Rapid advances in silicon photonics are being driven by a combination of a need for more complex, higher functionality and lower cost photonic integrated circuits. The advances are also driven by the needs for silicon electronics to limit the pin count and power limits of electronic chips, as summarized in the International Technology Roadmap for Semiconductors (ITRS). The need to make a useful laser in or on silicon is significant.
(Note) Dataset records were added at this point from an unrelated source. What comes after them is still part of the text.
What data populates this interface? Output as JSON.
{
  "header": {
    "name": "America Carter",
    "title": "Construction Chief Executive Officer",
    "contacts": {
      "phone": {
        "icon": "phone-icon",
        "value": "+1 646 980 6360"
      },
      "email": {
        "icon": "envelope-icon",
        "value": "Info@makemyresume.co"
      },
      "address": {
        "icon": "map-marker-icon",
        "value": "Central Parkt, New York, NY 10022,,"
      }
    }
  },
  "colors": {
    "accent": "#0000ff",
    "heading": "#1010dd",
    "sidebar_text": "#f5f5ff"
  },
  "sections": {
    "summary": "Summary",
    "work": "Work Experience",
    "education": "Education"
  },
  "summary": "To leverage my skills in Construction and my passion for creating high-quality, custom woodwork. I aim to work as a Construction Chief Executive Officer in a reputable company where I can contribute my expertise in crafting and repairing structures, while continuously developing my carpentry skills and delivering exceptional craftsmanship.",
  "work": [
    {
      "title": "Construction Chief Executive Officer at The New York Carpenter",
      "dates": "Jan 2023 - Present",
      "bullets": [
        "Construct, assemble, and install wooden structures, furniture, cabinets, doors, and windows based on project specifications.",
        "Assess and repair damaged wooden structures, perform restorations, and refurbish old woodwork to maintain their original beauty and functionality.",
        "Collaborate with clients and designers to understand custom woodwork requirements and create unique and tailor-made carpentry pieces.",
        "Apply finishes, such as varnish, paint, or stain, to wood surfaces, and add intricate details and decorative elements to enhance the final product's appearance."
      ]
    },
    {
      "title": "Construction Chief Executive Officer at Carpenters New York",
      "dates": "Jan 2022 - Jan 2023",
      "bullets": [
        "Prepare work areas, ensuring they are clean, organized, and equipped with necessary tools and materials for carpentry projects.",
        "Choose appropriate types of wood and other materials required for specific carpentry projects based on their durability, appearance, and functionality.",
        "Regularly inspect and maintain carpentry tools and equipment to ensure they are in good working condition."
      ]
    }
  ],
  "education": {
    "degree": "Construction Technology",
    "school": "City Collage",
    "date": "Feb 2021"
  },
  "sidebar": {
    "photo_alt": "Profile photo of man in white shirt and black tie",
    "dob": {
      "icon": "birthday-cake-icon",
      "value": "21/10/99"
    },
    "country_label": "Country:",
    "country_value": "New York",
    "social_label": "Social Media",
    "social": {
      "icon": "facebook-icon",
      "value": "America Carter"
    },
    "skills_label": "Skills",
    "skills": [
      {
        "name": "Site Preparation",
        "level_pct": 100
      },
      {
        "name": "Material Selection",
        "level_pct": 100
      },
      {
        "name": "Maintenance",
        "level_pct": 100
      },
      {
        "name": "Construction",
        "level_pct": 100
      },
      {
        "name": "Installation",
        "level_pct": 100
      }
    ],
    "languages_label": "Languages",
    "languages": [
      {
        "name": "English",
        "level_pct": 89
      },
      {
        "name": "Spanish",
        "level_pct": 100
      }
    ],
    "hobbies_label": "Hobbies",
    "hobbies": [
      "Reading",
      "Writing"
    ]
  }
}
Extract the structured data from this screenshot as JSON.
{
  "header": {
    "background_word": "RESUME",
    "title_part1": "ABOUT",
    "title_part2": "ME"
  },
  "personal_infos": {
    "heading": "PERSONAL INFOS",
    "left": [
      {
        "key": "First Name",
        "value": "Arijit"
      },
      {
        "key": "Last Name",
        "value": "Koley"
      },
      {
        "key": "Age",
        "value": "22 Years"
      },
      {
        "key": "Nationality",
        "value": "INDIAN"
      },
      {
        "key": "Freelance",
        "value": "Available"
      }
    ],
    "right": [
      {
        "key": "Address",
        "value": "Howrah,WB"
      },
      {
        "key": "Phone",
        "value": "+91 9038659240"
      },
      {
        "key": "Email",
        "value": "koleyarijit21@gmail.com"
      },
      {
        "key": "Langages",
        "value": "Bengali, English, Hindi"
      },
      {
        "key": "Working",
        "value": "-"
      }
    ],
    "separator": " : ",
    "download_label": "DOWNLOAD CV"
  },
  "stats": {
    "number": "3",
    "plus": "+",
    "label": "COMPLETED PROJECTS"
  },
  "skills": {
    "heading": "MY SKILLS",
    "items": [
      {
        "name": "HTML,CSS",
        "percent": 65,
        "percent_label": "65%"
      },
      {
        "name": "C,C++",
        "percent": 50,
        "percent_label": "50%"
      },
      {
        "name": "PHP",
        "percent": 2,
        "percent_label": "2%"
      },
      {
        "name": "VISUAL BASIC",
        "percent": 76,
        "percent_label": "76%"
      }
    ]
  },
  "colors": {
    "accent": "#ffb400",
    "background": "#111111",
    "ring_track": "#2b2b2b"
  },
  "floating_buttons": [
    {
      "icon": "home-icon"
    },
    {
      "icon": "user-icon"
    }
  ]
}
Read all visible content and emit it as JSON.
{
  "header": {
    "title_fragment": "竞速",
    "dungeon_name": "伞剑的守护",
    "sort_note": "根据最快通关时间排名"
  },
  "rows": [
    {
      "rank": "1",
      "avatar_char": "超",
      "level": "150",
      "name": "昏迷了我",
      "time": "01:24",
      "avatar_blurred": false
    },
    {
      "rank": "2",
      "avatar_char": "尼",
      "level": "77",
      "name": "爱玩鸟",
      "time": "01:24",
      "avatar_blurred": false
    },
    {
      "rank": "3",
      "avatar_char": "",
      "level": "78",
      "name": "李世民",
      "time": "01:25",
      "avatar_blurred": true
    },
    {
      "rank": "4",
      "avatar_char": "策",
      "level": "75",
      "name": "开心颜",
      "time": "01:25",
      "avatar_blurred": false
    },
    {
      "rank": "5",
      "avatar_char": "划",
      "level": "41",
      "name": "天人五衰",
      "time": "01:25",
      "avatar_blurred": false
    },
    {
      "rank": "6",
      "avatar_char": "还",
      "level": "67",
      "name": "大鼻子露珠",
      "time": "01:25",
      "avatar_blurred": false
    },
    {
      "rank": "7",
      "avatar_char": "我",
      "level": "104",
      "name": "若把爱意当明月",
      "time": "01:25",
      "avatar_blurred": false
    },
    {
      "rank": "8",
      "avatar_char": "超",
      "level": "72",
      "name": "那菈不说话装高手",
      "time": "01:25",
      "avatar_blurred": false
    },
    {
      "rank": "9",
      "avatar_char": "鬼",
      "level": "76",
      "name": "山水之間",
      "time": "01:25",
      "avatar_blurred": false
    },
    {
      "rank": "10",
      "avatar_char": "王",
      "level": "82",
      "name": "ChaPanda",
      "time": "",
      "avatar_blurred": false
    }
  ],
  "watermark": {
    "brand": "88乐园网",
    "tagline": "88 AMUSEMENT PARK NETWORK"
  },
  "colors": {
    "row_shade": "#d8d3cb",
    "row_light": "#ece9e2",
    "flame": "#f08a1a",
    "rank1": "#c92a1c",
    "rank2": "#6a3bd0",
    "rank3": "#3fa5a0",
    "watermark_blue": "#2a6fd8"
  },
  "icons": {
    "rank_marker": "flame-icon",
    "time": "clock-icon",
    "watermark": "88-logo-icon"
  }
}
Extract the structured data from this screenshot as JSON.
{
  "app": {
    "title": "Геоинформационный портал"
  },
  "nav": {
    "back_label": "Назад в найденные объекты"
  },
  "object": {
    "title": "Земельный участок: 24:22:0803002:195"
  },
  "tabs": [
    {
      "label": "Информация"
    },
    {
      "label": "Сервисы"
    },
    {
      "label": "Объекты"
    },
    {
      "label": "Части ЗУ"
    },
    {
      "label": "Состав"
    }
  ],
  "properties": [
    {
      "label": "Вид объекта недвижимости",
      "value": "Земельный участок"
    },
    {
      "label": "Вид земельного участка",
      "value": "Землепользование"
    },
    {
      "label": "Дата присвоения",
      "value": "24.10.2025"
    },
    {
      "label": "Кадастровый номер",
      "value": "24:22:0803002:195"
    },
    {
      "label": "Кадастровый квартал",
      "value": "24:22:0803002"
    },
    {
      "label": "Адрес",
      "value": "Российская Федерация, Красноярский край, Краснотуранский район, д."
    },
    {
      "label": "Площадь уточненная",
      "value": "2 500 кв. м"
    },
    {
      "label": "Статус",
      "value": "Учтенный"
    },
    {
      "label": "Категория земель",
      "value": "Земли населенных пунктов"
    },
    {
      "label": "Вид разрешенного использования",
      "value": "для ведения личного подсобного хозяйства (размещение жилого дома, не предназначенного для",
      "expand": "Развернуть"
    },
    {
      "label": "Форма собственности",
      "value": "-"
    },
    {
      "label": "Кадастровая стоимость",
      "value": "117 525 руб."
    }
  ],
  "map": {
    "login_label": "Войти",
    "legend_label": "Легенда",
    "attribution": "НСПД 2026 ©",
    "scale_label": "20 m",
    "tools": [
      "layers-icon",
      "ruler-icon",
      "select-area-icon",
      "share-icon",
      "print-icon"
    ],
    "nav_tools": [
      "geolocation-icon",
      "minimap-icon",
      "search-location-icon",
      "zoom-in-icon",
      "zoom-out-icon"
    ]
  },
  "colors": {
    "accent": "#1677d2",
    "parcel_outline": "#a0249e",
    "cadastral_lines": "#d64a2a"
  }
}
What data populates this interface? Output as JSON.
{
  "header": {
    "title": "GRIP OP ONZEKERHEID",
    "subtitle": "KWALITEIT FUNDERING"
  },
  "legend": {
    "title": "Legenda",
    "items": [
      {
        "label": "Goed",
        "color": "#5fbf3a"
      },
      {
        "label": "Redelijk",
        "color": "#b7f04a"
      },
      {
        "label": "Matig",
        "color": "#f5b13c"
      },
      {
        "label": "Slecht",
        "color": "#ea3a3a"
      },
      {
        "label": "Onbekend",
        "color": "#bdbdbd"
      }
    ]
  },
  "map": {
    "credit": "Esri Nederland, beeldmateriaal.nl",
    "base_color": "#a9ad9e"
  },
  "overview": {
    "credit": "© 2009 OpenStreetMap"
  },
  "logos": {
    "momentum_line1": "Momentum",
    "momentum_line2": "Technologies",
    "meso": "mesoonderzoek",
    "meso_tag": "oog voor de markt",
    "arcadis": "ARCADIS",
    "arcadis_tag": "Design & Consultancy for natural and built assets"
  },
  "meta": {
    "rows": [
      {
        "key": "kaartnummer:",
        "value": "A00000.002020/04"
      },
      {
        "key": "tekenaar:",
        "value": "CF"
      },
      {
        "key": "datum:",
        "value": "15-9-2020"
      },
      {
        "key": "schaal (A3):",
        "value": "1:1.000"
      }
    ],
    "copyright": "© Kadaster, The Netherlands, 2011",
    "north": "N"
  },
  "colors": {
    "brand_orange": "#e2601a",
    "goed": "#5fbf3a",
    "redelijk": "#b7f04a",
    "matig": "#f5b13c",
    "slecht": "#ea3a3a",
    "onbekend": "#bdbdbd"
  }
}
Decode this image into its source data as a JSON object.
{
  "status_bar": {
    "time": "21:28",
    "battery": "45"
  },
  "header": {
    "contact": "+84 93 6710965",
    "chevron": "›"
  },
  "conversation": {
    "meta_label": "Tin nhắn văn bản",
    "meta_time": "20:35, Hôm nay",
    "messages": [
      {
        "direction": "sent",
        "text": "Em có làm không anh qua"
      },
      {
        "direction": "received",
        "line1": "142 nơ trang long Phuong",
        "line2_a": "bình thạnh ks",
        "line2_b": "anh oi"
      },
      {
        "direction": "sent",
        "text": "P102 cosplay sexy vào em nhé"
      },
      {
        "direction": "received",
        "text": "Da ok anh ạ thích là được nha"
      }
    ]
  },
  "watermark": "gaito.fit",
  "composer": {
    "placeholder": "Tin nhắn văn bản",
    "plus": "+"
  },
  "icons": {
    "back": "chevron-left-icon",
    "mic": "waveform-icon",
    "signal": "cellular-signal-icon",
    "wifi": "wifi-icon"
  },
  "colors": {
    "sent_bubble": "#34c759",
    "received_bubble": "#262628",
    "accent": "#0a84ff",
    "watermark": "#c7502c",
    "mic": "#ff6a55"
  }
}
In direct bandgap materials, such as GaAs and InGaAsP, radiative recombination occurs rapidly and efficiently. However, silicon, like germanium, is an indirect bandgap material, and has a light emission efficiency on the order of 10-6. Hybrid Silicon Lasers: We have developed a hybrid approach to lasers on silicon that combines InGaAlAs layers on silicon

waveguides[1]. We wafer bond a compound semiconductor wafer to a SOI wafer using the same process used to make SOI substrates themselves. This combines the superior gain characteristics of compound semiconductors with the superior passive waveguide characteristics of silicon waveguides and allows photonics to gain the advantages of CMOS processing on silicon wafers. We have demonstrated wafer bonding for substrates up to 150 mm in diameter, and the photoluminescence characteristics of the bonded compound semiconductor films actually improve after bonding. The hybrid silicon process has been used to demonstrate Fabry Perot lasers that operate at temperatures up to 105 °C, and with powers up to 30 mW. Distributed feedback (DFB), distributed Bragg reflector (DBR) and segmented grating DBR (SGDBR) lasers have also been demonstrated on silicon substrates. For optical interconnects, small size and low power consumption are critical and this requires a short cavity design. Compact microring lasers with 50 µm diameter have cw thresholds as low as 4 mA and reasonable output powers (3.5 mW) (Fig. 1). Further scaling down of the laser diameter and reducing scattering loss is necessary to reduce the threshold to the 100 µA level Hybrid Silicon Photonic Integrated Circuits: One major advantage of silicon CMOS is integration, and in addition to lasers, many other optical elements have been demonstrated for next generation optical PICs. 50 Gbit/s hybrid silicon electroabsorption modulators have been demonstrated. Hybrid silicon Mach Zehnder modulators operating at 40 Gbit/s were demonstrated with a Vπ of 4 V. A variety of switches on silicon have been demonstrated for use in on-chip interconnects. Hybrid silicon optical amplifiers with 18 dB chip gain and 12 dBm saturation power have been demonstrated. SiGe PIN and APD photodetectors as well as hybrid silicon photodetectors, have been demonstrated. Modest levels of integration have been demonstrated, including arrays of eight DFB and eight EA modulators and photodetectors as well as eight hybrid silicon optical amplifiers integrated with eight photodetectors.

1. Liang, Bowers, Nature Photonics (2010).

Fig. 1: (a) Hybrid silicon ring laser threshold currents. Inset: SEM image of a 15 µm diameter laser (b) Part of a 150 mm diameter wafer containing ring cavity lasers and a 1 cm2 chip containing microring lasers.